Despite the lack of support from pharmaceutical companies, Sonenshein intended to see the work translated into clinical use. She began developing ADAM8 antibodies in her lab at Tufts with research associate Nora Mineva. In 2014, the two women co-founded a company called Adecto Pharmaceuticals to develop both the antibody-based therapeutic and diagnostic for ADAM8-positive breast cancers.
With the assistance of grants from the National Institutes of Health and private foundations, the researchers have been able to design an antibody that exclusively binds to and stops ADAM8. They are now working to refine it before moving to clinical trials. If ultimately approved by the U.S. Food and Drug Administration, the therapy will provide a new targeted treatment option for breast cancers—including triple-negative breast cancers, which are particularly aggressive and don’t currently have effective targeted therapy options.
“Gail has taken this from identifying a target through the whole research process, and is now pushing it through development,” Mineva said. “That’s pretty unusual.”
Beyond Breast Cancer
Doctors will be able to use the diagnostic to determine if a tumor is high in ADAM8 and, if it is, use the therapeutic to impede the tumor’s growth and spread. And the possibilities go beyond breast cancer, Sonenshein said. The treatment could be effective for other cancers as well. Scientists have looked for ADAM8 in a variety of solid tumors and in every one of them, high ADAM8 levels have been associated with either the largest, fastest spreading, or deadliest tumors.
“Late-stage gastric cancers, liver cancers, breast cancers—are all driven by the ADAM8 gene,” Sonenshein said. “If we come up with a treatment for one, given the results with other cancer driver genes such as HER2, it should work for the others.”

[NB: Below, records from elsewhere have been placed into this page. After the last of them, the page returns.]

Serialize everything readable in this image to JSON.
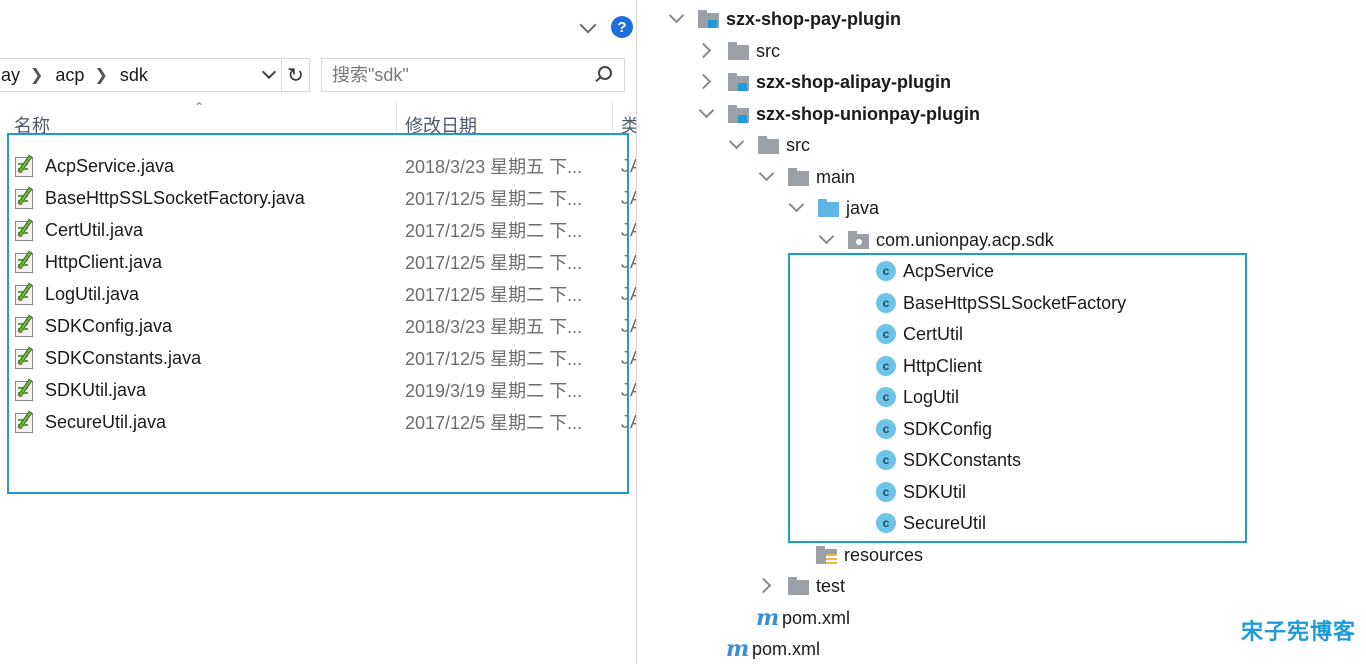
{
  "explorer": {
    "breadcrumb": [
      "ay",
      "acp",
      "sdk"
    ],
    "search_placeholder": "搜索\"sdk\"",
    "columns": {
      "name": "名称",
      "date": "修改日期",
      "type": "类"
    },
    "files": [
      {
        "name": "AcpService.java",
        "date": "2018/3/23 星期五 下...",
        "type": "JA"
      },
      {
        "name": "BaseHttpSSLSocketFactory.java",
        "date": "2017/12/5 星期二 下...",
        "type": "JA"
      },
      {
        "name": "CertUtil.java",
        "date": "2017/12/5 星期二 下...",
        "type": "JA"
      },
      {
        "name": "HttpClient.java",
        "date": "2017/12/5 星期二 下...",
        "type": "JA"
      },
      {
        "name": "LogUtil.java",
        "date": "2017/12/5 星期二 下...",
        "type": "JA"
      },
      {
        "name": "SDKConfig.java",
        "date": "2018/3/23 星期五 下...",
        "type": "JA"
      },
      {
        "name": "SDKConstants.java",
        "date": "2017/12/5 星期二 下...",
        "type": "JA"
      },
      {
        "name": "SDKUtil.java",
        "date": "2019/3/19 星期二 下...",
        "type": "JA"
      },
      {
        "name": "SecureUtil.java",
        "date": "2017/12/5 星期二 下...",
        "type": "JA"
      }
    ]
  },
  "tree": {
    "module_pay": "szx-shop-pay-plugin",
    "pay_src": "src",
    "module_alipay": "szx-shop-alipay-plugin",
    "module_unionpay": "szx-shop-unionpay-plugin",
    "union_src": "src",
    "main": "main",
    "java": "java",
    "package": "com.unionpay.acp.sdk",
    "classes": [
      "AcpService",
      "BaseHttpSSLSocketFactory",
      "CertUtil",
      "HttpClient",
      "LogUtil",
      "SDKConfig",
      "SDKConstants",
      "SDKUtil",
      "SecureUtil"
    ],
    "resources": "resources",
    "test": "test",
    "union_pom": "pom.xml",
    "pay_pom": "pom.xml",
    "class_glyph": "c",
    "maven_glyph": "m"
  },
  "watermark": "宋子宪博客",
  "colors": {
    "accent": "#1e9ad6",
    "help": "#1e6fd9",
    "class_icon": "#6ec4e8"
  }
}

This potential impact for so many cancer patients is what keeps Sonenshein pushing forward with the research and the company when many of her friends and colleagues have retired. She is determined to see this work translated into treatments that will make a difference in people’s lives.
“If I have to work a couple of extra years until we obtain a partnership to get this into the clinic, it’s going to be worth it. I believe anti-ADAM8 targeted therapy is going to make a huge impact,” Sonenshein said. “That’s what keeps me going.”